The Grade II* listing was awarded mainly for the hexagonal tower, but there are many other features worthy of the protection it gives, including studded internal doors, timber frame and wooden floors.
“There is also an original toilet in a little closet upstairs,” reveals Charlie. “It was probably the only one in the house in those days. And there is a minstrel’s gallery in the master bedroom. I have covered it over but you could remove the covering and look right down into the lounge. Also there is a hydraulic floor in the lounge. You press a button and it goes down to the cellar. The previous owner did that.”
Between the drawing room and the sitting room, there are great timber doors. The latter room not only has panels to the wall but also a huge open fireplace. There is another open fireplace in the dining room, this one housing a woodburner.
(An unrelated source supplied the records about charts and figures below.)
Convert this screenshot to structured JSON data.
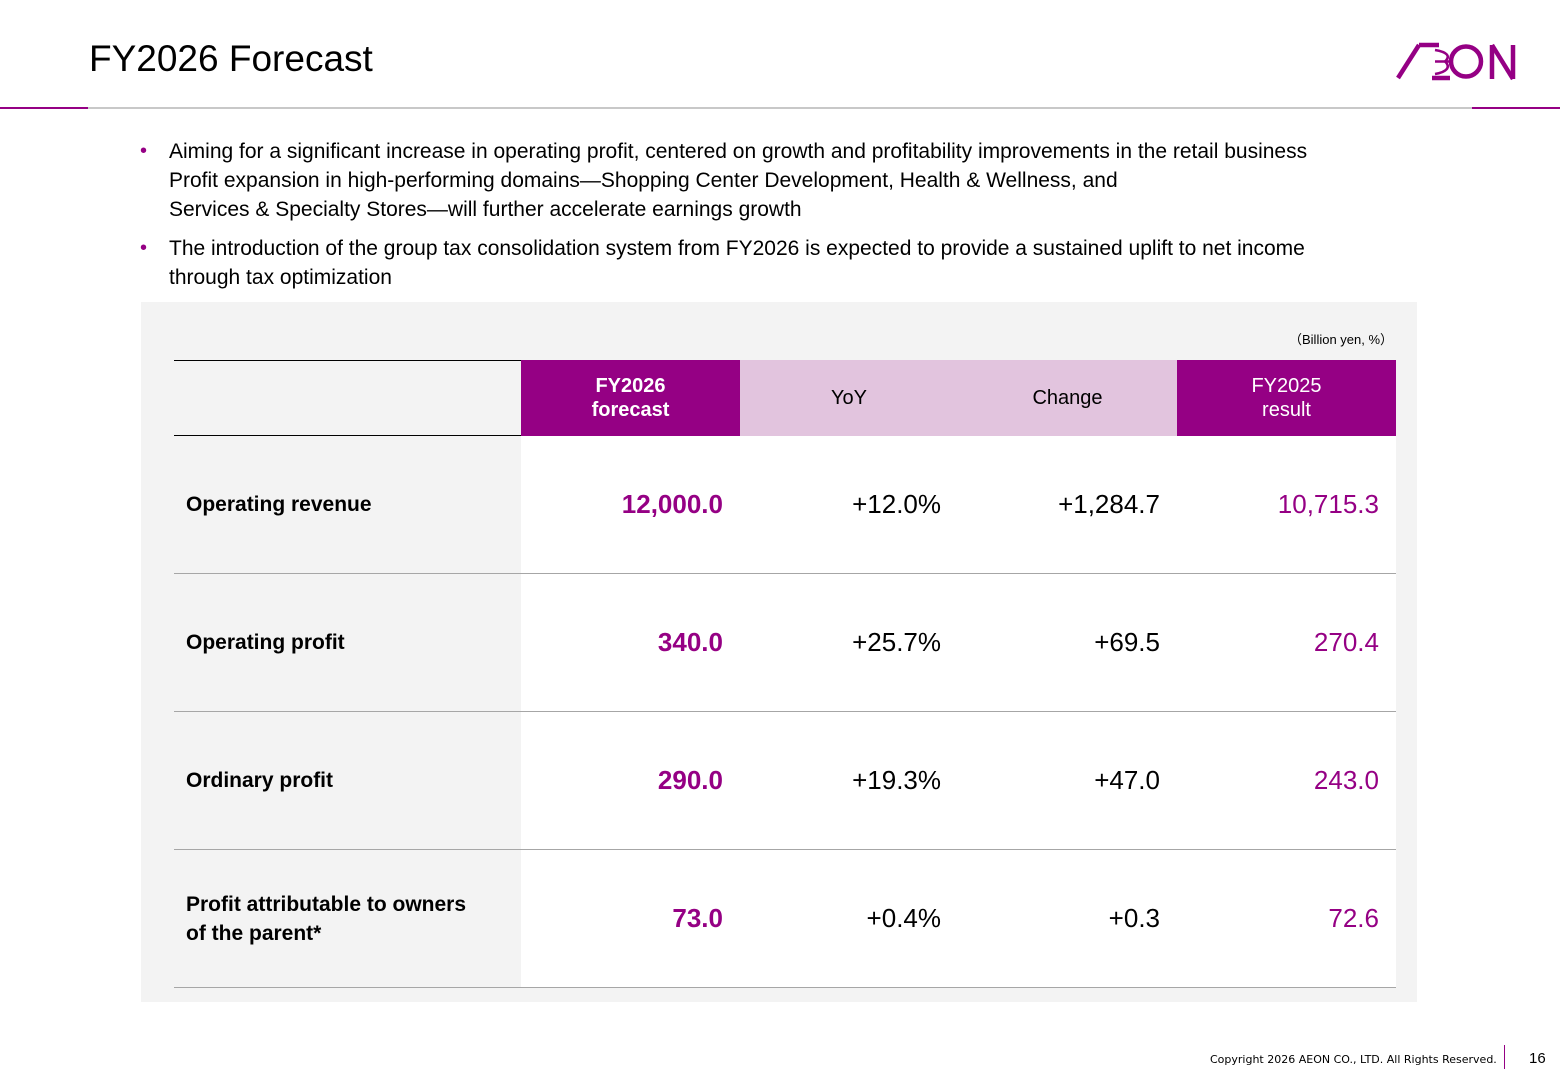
{
  "header": {
    "title": "FY2026 Forecast",
    "logo_text": "AEON",
    "brand_color": "#950084"
  },
  "bullets": [
    {
      "lines": [
        "Aiming for a significant increase in operating profit, centered on growth and profitability improvements in the retail business",
        "Profit expansion in high-performing domains—Shopping Center Development, Health & Wellness, and",
        "Services & Specialty Stores—will further accelerate earnings growth"
      ]
    },
    {
      "lines": [
        "The introduction of the group tax consolidation system from FY2026 is expected to provide a sustained uplift to net income",
        "through tax optimization"
      ]
    }
  ],
  "table": {
    "unit_note": "（Billion yen, %）",
    "headers": {
      "forecast": [
        "FY2026",
        "forecast"
      ],
      "yoy": "YoY",
      "change": "Change",
      "result": [
        "FY2025",
        "result"
      ]
    },
    "rows": [
      {
        "label": [
          "Operating revenue"
        ],
        "forecast": "12,000.0",
        "yoy": "+12.0%",
        "change": "+1,284.7",
        "result": "10,715.3"
      },
      {
        "label": [
          "Operating profit"
        ],
        "forecast": "340.0",
        "yoy": "+25.7%",
        "change": "+69.5",
        "result": "270.4"
      },
      {
        "label": [
          "Ordinary profit"
        ],
        "forecast": "290.0",
        "yoy": "+19.3%",
        "change": "+47.0",
        "result": "243.0"
      },
      {
        "label": [
          "Profit attributable to owners",
          "of the parent*"
        ],
        "forecast": "73.0",
        "yoy": "+0.4%",
        "change": "+0.3",
        "result": "72.6"
      }
    ]
  },
  "footer": {
    "copyright": "Copyright 2026 AEON CO., LTD. All Rights Reserved.",
    "page_number": "16"
  }
}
The kitchen has a country feel, as one might expect in a house like this, which sits in a rural hamlet.
It has an electric AGA as well as an electric Rangemaster, a butler’s sink and oak units with integrated appliances. Thick beams cross the ceiling of the both the kitchen and breakfast area.
A wooden staircase spirals up the tower from the drawing room to the master suite.
Apart from a bedroom, dressing room and bathroom, it also has a small room off that is used as an office and the Tudor garderobe (toilet). The staircase then continues up to a huge attic room which is packed with possibilities for conversion (subject to planning consents).
Four more bedrooms, three with en suite facilities, can be reached from stairs off the dining room and kitchen.
There are two more bedroom suites on the second floor. Outside the gardens and ground cover 10 acres and include a barn, carport and a summer house.